Esiste un posto dove non siamo di passaggio? Disorientata, persa, sbalestrata, sballata, sbandata, scombussolata, smarrita, spaesata, spiantata, stranita: in questa parentela di termini mi ritrovo. Ecco la dimora, le parole che mi mettono al mondo.
L’immagine che richiama la lettura di Dove mi trovo è quella di una donna, seduta ad un tavolino di un bar, avvolta nella luce di un tardo pomeriggio estivo, che si racconta. E lo fa in prima persona, si racconta disegnando brevi e sfolgoranti bozzetti, con mano ferma e decisa, immagini che racchiudono in un attimo unico e irripetibile il fluire del suo vivere quotidiano.
Questo è Dove mi trovo, romanzo scritto in lingua italiana da Jhumpa Lahiri – Premio Pulitzer per la narrativa nel 2000 – in cui la quotidianità, il rapporto fisico e carnale con la città in cui vive e la solitudine si rincorrono e si intrecciano e precipitano, dando senso e significato alla domanda che anima il libro.

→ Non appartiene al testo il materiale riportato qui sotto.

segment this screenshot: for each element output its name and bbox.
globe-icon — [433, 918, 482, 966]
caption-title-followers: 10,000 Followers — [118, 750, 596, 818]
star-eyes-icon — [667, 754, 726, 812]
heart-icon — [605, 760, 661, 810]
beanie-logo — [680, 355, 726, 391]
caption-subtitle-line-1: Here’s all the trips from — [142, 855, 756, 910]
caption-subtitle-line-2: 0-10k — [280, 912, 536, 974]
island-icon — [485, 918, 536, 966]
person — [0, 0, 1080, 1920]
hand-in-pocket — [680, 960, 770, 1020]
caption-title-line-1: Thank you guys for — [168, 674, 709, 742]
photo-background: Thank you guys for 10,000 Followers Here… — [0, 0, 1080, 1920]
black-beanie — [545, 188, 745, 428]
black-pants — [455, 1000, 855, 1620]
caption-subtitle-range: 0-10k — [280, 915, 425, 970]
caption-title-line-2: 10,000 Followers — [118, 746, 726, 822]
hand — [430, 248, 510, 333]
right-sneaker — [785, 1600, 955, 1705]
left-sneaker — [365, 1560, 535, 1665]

Il perché di quel dolore che è anche angoscia per l’imminente addio alla città amata e a quella quotidianità – protezione e rassicurazione dalle offese del mondo – fatta di mille incontri ed episodi, colori e sapori e odori.
E le pagine del libro accompagnano il lento dissolversi di questa figura femminile dalle sue stanze, dalle strade percorse, dai volti conosciuti e ormai famigliari, dalle sue abitudini.E come un’ombra, fredda e inanimata, l’addio lentamente va sostituendosi al calore, alla carnalità anche sensuale, di una donna e della sua vita.